What does the Super Committee failure mean?
December 06, 2011
The failure of the so-called Super Committee, a congressional group assembled to make bi-partisan deficit reduction recommendations, wasn't much of a shocker. Its performance was on par for an increasingly dysfunctional Congress. Still, its failure could be a costly one for the American people.
It's hard to say exactly what will happen next, but none of the implications of this failure are good. Here are some of the possibilities:
- Slamming on the brakes. In the absence of a deficit reduction plan, the default position is for $1.2 trillion of automatic cuts to kick in beginning in 2013. This kind of abrupt, drastic cut in government spending would be like slamming the brakes on the economy. Already, the government sector has been steadily shedding jobs, and a sharp cut in spending would further add to the unemployment problem.

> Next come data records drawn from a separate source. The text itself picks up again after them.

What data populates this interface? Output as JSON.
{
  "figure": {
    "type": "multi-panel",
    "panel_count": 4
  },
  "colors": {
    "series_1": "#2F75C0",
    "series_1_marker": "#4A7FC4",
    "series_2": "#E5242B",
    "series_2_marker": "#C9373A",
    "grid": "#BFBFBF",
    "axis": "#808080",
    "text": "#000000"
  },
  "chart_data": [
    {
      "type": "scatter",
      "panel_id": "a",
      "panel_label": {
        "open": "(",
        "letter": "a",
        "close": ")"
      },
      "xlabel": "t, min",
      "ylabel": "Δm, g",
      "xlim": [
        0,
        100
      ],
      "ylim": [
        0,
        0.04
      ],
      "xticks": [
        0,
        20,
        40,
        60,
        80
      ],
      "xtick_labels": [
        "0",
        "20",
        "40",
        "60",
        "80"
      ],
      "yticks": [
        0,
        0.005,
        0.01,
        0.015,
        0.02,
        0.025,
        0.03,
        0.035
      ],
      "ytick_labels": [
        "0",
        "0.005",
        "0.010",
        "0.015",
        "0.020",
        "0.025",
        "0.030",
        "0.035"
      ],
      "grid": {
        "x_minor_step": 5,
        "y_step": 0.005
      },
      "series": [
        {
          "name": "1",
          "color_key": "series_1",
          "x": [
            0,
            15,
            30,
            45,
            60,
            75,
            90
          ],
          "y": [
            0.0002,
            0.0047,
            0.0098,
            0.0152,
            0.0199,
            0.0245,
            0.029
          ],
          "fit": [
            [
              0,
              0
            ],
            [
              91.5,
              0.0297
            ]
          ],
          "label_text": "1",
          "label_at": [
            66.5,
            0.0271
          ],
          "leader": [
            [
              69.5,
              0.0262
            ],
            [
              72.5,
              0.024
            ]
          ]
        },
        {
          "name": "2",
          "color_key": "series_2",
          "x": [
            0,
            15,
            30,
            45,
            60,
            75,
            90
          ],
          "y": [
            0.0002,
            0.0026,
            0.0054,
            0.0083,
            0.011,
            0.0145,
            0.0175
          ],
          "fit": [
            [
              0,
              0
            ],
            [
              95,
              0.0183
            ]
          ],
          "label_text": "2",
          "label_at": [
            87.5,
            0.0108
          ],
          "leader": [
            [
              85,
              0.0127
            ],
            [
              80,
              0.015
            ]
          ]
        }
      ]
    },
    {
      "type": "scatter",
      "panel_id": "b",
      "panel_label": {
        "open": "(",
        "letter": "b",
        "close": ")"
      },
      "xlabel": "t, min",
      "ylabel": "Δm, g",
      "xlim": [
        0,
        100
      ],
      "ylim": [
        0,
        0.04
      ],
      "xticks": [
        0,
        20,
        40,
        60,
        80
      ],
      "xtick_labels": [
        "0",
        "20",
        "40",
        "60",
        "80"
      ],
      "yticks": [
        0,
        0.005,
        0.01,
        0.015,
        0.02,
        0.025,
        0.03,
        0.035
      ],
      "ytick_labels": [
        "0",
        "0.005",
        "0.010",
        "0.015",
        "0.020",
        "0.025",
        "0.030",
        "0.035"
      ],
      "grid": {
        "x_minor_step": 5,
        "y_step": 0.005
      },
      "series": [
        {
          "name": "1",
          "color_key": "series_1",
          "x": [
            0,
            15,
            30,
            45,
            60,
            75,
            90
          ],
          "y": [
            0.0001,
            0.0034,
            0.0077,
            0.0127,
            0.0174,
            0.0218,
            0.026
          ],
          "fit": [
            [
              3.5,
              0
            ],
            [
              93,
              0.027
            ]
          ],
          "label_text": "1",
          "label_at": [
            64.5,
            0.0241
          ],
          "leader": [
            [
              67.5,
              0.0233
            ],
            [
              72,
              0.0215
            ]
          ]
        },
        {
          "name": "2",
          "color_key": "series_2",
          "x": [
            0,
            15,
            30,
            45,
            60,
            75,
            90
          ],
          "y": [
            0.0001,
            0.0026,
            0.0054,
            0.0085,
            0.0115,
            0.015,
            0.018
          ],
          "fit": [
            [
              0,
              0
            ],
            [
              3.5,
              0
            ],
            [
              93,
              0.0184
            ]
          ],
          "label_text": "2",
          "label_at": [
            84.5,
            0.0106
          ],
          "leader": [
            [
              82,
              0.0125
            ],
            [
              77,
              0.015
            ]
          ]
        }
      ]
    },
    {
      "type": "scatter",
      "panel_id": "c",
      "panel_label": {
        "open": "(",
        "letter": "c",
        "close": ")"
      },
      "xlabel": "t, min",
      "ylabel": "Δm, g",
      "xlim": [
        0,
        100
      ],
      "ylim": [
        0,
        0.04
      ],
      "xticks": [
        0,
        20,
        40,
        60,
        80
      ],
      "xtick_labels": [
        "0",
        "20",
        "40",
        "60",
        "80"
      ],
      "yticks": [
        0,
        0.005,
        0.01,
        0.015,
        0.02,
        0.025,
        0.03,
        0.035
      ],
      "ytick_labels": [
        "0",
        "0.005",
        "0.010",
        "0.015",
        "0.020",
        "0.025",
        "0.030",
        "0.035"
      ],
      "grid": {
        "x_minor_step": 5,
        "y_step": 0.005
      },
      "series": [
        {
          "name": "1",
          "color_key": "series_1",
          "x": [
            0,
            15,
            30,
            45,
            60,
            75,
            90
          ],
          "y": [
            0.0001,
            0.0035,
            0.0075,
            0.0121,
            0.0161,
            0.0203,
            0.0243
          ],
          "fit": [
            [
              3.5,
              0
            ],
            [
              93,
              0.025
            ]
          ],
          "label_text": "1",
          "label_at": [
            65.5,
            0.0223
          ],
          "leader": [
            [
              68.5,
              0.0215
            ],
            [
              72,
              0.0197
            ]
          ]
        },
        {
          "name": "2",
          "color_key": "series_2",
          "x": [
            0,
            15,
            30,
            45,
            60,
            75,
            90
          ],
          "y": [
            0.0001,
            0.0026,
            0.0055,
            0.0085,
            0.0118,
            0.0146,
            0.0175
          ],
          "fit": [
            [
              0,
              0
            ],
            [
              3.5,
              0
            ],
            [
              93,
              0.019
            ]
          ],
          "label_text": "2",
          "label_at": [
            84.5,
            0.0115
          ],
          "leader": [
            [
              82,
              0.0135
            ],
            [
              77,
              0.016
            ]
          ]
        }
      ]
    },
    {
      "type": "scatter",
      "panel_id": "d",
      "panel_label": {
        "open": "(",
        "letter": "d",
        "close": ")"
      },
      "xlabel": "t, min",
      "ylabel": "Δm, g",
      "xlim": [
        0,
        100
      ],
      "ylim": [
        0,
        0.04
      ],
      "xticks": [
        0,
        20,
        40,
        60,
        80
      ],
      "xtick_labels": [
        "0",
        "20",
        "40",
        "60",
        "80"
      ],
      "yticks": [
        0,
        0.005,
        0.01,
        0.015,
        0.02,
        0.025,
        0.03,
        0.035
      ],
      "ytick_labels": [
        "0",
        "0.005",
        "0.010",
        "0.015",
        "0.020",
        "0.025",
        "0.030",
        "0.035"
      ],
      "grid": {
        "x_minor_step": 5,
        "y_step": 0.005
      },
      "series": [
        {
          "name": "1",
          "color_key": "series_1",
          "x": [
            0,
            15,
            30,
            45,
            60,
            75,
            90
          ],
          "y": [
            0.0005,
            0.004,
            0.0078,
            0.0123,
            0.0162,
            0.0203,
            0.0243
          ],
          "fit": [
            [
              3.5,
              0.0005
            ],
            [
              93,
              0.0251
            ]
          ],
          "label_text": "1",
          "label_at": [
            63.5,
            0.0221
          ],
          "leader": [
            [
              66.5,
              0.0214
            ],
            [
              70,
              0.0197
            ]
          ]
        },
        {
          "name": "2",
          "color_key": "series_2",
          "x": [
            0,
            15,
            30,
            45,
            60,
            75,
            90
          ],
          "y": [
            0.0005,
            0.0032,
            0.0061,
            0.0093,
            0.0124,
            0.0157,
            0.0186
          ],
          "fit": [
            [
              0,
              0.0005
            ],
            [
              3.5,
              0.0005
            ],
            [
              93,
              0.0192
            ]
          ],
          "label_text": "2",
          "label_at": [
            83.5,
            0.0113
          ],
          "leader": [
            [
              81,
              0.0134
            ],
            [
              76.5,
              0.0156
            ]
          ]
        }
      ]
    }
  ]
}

- Inflation. At some point, the global markets will tire of the fiscal irresponsibility of the American government. The U.S. dollar may be firmly entrenched as the world's reserve currency, but the government can only neglect its duties for so long before the country starts to lose credibility in the international financial community. If the value of the U.S. dollar suffers as a result, it could fuel inflation as import costs soar.
- Higher interest rates. Another way that a loss of credibility for the US could manifest itself is in higher interest rates, as global investors become more wary of U.S. bonds. This could start to counteract the Federal Reserve's effort to stimulate the economy through lower interest rates. The consequences of this might not be all bad, though. After all, current mortgage rates have gotten down to 4 percent without reviving the housing market, so the stimulus of low interest rates might not be missed all that much. Meanwhile, higher incomes on savings accounts, CDs, and money market accounts would be welcomed by bank depositors.
- A market debacle. Any bad news on the economic front could hit the stock market hard. This would drain more wealth from the economy, and provide yet another setback to people trying to build retirement savings.
- Wait 'til next year! The Republican strategy seems to be to resist doing anything until the 2012 presidential election, and both parties are guilty of putting politics ahead of progress by designing a plan whose consequences (the automatic budget cuts in 2013) wouldn't go into effect until after that election. The assumption seems to be that the outcome of that election will somehow allow the government to start functioning again, but is there any reason to believe that's true?
Given the political circumstances, perhaps the Super Committee was doomed to failure all along. But by going through the motions over the last couple of months, it did succeed in one thing--wasting time that the economy can ill afford.